The Trump campaign sued Michigan Secretary of State Jocelyn Benson and other officials in the U.S. District Court Western District of Michigan Southern Division, alleging pervasive election irregularities and violations in Wayne County. The lawsuit is also seeking to determine the accuracy of tabulating equipment or software used in the state due to reports of malfunctioning software. The Democratic National Committee and Michigan Democratic Party, both of whom asked to intervene in the case, asked the court to dismiss the case on Nov. 17.

The two Republicans who voted to certify election results in Michigan on the night of Nov. 17 have reversed themselves after saying they were threatened and harassed.

Wayne County Board of Canvassers Chairperson Monica Palmer and board member William Hartmann signed sworn affidavits on Nov. 18 testifying that they voted to certify the election results the day before only because they were promised that a full audit of the election would take place to address their concerns. After learning that no audit would occur, they rescinded their votes.

“Vice-Chairman Jonathan Kinloch gave me assurances that voting for the certification of the November election would result in a full, independent audit of Detroit’s unbalanced precincts,” Palmer wrote, according to an affidavit obtained by Just The News. “I relied on that assurance and voted to certify the election based on that assurance.

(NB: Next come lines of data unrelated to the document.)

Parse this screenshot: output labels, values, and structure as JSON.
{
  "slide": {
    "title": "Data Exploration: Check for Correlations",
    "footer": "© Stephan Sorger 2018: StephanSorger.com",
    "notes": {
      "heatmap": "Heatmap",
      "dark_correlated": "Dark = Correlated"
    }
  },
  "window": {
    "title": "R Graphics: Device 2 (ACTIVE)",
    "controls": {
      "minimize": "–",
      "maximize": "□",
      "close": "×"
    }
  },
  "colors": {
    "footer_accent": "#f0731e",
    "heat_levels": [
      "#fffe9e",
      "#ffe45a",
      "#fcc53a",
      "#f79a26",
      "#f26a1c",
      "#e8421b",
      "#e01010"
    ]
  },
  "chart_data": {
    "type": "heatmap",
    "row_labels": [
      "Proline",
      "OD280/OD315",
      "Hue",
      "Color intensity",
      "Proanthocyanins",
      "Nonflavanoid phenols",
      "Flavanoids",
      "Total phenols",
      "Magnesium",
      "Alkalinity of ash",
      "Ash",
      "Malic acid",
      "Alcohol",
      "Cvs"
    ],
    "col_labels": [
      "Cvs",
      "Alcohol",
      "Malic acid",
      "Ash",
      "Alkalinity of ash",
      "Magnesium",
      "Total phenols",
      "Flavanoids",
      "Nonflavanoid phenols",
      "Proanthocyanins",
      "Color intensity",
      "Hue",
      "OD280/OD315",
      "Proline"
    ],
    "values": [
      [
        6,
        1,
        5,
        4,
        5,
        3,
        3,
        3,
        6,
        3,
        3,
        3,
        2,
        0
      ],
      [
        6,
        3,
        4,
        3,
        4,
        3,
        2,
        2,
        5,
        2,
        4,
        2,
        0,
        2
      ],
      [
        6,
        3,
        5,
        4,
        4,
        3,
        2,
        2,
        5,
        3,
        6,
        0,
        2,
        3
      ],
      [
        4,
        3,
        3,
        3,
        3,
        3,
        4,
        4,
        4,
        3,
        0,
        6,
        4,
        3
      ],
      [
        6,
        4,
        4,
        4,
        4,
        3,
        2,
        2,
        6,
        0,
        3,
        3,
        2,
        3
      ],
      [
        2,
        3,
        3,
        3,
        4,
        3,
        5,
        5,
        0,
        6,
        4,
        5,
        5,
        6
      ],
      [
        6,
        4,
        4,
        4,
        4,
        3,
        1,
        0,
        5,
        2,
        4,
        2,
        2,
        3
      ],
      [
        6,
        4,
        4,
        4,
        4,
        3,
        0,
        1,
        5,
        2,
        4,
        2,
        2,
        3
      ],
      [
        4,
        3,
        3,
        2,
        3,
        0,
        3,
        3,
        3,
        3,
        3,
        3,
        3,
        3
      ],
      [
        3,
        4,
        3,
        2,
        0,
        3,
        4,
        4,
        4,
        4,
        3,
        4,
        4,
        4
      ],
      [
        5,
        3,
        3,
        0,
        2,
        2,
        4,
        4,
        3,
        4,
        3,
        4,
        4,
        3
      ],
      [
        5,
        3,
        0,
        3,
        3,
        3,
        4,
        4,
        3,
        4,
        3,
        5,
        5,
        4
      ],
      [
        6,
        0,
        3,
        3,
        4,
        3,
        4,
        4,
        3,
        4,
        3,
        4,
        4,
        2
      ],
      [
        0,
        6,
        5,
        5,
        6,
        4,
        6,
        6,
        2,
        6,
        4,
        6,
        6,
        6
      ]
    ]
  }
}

The Republican Party of Arizona filed a lawsuit on Nov. 13 against Maricopa County Recorder Adrian Fontes and other state officials, seeking a hand count of votes by precinct, as opposed to by voting centers. Under the Secretary of State’s manual, election officials must perform a limited precinct hand count audit after every general election. For the 2020 election, Maricopa County set up “vote centers” across the county rather than assign voters to “polling places” in their precincts, as had been the traditional practice in prior elections. The difference in sampling vote centers compared to precincts is that there are significantly fewer vote centers. The state’s Republicans, hence, are asking for the sampling of precincts rather than vote centers for the hand count audit. The court heard oral arguments in the case on Nov. 18.